Other news from Canada’s finest: Sustainable Technology Development Canada, through its NextGen Biofuels Fund, could be investing just shy of $40 million in the Vanerco project – a joint venture of Enerkem and Greenfield Ethanol, slated for construction in Varennes, Quebec.

The initial investments is $734,500, that will support the initial development of the facility as a repayable contribution, and the final amount that could go up to $39.8 million. Overall, its a 10 million gallon, 38 million liter waste-to-energy project that will use The non recyclable waste from institutional, commercial and industrial sectors, and from construction and demolition debris.  Development of the facility, which will use Enerkem’s proprietary waste-to-biofuels technology, is underway now.

But down in Mississippi, the proposed Enerkem MSW-to-ethanol plant in Pontotoc remains delayed, five years after the project was still announced. The company says it still has ever intention of developing the project that is based on its 10 million gallon per year facility in Edmonton, Alberta.
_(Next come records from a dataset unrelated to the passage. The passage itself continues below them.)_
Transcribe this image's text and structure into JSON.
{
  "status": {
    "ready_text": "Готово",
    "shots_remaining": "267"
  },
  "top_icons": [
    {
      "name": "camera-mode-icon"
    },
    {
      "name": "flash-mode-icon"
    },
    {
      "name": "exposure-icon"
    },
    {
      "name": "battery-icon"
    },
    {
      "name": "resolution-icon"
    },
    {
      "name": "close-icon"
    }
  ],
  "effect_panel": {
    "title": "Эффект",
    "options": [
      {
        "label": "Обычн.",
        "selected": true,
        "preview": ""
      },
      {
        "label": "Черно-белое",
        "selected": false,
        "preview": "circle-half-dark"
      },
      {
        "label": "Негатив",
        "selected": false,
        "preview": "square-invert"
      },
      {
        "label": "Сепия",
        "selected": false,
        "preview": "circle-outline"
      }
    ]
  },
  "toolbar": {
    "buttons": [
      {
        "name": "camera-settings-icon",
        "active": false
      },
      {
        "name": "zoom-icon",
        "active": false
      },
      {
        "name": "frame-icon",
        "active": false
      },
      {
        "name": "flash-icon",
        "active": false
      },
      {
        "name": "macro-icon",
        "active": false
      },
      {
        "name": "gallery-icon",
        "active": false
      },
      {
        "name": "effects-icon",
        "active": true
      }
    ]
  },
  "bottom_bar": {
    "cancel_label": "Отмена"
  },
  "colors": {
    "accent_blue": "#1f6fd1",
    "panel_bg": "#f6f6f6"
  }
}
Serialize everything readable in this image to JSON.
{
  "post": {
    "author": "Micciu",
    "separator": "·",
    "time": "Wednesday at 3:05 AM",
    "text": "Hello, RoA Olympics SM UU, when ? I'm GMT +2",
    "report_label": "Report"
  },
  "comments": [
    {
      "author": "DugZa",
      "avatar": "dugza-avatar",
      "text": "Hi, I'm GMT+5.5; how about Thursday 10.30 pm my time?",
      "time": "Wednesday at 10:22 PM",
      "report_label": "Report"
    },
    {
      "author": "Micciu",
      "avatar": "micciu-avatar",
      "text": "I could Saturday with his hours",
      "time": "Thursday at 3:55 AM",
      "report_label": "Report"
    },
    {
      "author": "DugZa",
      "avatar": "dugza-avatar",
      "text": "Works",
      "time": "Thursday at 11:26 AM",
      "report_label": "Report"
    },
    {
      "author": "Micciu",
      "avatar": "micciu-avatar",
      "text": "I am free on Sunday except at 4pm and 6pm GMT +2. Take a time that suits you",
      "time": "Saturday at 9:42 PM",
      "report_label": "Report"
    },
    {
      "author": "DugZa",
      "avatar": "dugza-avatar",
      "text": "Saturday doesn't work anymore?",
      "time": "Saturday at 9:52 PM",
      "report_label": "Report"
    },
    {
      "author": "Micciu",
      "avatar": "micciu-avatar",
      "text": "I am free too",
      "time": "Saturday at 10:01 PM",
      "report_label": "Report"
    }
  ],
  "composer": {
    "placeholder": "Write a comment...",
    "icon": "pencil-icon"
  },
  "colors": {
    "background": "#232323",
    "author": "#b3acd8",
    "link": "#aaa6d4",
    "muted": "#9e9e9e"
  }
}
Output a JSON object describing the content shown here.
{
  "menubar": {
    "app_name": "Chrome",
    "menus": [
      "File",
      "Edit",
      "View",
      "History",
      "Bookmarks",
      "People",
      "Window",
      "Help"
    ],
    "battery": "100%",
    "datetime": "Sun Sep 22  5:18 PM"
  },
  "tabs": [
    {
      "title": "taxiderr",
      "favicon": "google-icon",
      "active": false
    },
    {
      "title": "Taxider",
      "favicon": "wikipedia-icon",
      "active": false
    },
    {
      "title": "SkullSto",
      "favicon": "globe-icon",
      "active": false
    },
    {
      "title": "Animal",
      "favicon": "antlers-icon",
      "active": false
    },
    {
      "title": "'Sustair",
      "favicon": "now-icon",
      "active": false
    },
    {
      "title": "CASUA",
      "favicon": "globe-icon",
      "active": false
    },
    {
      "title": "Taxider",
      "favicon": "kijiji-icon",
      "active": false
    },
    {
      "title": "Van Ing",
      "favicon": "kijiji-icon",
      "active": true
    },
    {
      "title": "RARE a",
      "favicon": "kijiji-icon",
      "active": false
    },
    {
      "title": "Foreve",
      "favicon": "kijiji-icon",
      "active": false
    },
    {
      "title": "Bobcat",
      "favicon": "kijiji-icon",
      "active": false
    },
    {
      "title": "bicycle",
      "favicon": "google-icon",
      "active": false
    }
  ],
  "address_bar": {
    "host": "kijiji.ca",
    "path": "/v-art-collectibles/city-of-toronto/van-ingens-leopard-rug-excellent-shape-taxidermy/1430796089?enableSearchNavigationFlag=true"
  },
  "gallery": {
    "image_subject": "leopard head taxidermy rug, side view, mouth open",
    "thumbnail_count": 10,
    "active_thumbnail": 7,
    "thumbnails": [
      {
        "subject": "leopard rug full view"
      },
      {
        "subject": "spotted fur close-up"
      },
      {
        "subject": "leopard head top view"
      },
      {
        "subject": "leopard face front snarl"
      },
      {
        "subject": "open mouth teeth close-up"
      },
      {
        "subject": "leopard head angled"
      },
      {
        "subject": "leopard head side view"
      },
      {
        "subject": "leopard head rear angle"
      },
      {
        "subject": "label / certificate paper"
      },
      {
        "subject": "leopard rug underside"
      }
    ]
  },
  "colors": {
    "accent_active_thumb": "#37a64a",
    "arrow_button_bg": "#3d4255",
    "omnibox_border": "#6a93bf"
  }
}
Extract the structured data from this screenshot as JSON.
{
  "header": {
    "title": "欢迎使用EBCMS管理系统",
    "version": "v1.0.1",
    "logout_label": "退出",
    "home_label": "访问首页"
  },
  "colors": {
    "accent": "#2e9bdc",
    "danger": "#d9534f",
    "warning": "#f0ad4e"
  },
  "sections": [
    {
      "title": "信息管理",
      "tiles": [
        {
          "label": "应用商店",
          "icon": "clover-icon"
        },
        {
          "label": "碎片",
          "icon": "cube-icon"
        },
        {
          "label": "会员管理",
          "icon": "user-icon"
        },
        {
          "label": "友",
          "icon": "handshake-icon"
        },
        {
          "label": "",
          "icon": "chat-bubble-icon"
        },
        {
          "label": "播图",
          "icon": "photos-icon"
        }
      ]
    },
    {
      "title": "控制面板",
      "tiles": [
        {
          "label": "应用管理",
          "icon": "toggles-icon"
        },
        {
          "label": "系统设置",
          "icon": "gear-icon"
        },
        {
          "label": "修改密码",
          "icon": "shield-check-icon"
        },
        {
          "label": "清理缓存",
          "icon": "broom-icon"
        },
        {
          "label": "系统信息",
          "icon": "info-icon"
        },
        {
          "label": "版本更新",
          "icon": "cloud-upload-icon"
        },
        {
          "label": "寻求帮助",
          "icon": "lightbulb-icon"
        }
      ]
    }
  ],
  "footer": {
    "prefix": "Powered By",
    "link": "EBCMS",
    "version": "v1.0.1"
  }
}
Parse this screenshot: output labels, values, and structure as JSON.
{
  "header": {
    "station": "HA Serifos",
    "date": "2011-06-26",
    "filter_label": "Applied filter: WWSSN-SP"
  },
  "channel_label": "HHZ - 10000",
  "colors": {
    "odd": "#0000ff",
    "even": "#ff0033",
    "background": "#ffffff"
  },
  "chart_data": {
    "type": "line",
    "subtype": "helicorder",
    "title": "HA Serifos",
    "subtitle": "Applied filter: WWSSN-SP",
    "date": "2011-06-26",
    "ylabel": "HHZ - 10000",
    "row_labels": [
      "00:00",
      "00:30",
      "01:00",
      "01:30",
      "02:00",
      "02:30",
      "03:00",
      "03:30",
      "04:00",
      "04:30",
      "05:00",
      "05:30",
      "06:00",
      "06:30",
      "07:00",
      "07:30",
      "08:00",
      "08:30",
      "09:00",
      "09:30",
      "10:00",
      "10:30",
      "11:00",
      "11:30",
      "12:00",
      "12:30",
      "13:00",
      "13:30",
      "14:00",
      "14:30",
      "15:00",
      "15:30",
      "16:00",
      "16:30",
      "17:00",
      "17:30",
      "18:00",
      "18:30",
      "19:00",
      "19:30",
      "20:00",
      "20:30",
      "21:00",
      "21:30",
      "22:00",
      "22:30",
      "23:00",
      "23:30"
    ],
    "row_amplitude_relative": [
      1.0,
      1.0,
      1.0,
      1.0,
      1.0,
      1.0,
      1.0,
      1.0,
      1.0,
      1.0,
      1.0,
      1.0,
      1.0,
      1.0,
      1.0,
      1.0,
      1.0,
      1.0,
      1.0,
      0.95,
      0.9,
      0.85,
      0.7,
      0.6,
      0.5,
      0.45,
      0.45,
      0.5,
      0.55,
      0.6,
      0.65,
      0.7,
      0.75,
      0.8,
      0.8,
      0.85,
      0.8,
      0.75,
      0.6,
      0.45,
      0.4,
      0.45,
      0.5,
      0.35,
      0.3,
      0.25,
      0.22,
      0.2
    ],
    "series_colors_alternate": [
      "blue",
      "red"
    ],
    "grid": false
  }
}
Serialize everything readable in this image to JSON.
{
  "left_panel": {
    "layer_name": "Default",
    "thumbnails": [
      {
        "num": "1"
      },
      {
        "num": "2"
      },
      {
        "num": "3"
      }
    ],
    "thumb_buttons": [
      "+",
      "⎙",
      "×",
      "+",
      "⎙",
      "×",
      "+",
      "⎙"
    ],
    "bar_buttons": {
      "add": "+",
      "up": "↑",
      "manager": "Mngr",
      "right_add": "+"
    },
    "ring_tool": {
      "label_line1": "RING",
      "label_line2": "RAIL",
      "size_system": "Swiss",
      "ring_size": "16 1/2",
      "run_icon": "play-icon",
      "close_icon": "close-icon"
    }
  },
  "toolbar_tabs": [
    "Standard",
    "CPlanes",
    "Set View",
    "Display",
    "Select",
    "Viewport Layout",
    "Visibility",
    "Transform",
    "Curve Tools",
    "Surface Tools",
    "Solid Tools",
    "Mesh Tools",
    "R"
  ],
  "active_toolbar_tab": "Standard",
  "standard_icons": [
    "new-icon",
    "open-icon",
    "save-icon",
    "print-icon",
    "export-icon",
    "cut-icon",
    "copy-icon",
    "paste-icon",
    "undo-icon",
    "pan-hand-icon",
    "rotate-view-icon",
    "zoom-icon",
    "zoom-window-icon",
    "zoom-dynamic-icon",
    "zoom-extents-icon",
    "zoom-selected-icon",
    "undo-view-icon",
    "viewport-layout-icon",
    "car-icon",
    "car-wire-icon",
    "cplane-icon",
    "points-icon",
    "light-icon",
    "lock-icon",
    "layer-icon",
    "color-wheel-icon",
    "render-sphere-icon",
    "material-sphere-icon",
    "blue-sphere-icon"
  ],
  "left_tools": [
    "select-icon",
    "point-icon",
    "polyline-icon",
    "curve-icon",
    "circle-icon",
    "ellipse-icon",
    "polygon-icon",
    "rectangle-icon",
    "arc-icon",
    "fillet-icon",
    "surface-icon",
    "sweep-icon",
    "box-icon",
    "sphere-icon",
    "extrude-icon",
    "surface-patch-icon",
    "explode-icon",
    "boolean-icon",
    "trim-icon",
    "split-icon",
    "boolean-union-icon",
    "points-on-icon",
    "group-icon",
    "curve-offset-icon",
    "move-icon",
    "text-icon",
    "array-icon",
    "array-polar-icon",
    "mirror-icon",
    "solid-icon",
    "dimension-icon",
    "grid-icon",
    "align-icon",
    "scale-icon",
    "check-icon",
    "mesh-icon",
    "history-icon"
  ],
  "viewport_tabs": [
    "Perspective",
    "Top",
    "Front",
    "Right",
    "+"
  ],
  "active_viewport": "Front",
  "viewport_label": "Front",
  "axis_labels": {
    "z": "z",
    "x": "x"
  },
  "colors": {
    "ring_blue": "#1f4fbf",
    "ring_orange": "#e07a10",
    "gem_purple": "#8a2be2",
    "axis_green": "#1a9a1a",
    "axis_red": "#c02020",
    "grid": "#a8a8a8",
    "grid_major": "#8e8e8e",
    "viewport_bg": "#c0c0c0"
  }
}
Several million dollars have been invested in the project so far, with several permits ready to be issued and others awaiting application, but the company is still working to secure financing for the project. The Edmonton facility began commissioning in December but still hasn’t produced any fuel. Fuel production is expected to start this spring.

Fulcrum BioEnergy

Fulcrum BioEnergy has developed a “game-changing process for converting municipal solid waste that would otherwise be landfilled, into renewable transportation fuels including syncrude, jet fuel and diesel”. The company has successfully proven and demonstrated this process for converting MSW to fuels utilizing its proprietary, innovative, clean and efficient thermochemical process. Fulcrum has secured long-term, zero-cost MSW feedstock agreements with two waste services partners and has entered into fuel and product offtake agreements with Cathay Pacific Airways and a large oil refining company.

Fulcrum’s innovative business model combines large volume MSW feedstock agreements with a demonstrated thermochemical process to produce jet fuel and diesel at an estimated production cost of well less than $1.00 per gallon.

2014 was a defining period for Fulcrum BioEnergy. The company successfully completed integrated demonstration testing, at scale, of its waste to fuels process. Fuel produced from the demonstration plant meets ASTM requirements for use as commercial or military jet and diesel fuels. Fulcrum’s technology success has been reviewed and confirmed by numerous third parties including independent engineers, the U.S. Department of Agriculture and the U.S. Department of Defense.

In 2014, Fulcrum BioEnergy entered into a first-of-its-kind strategic partnership agreement with Cathay Pacific Airways Limited, a leading global airline. This strategic partnership included a large jet fuel offtake agreement for fuel from Fulcrum’s first five plants and a strategic investment into Fulcrum by Cathay Pacific. In 2014, Fulcrum was also awarded a $70 million grant by the U.S. Department of Defense as part of its national security strategic fuels program.

In 2014, the company also secured the necessary project debt and equity financing to begin construction of the Sierra BioFuels Plant. In addition, Fulcrum entered into fuel product offtake agreements and advanced negotiations of a fixed-price EPC wrap for the construction of Sierra.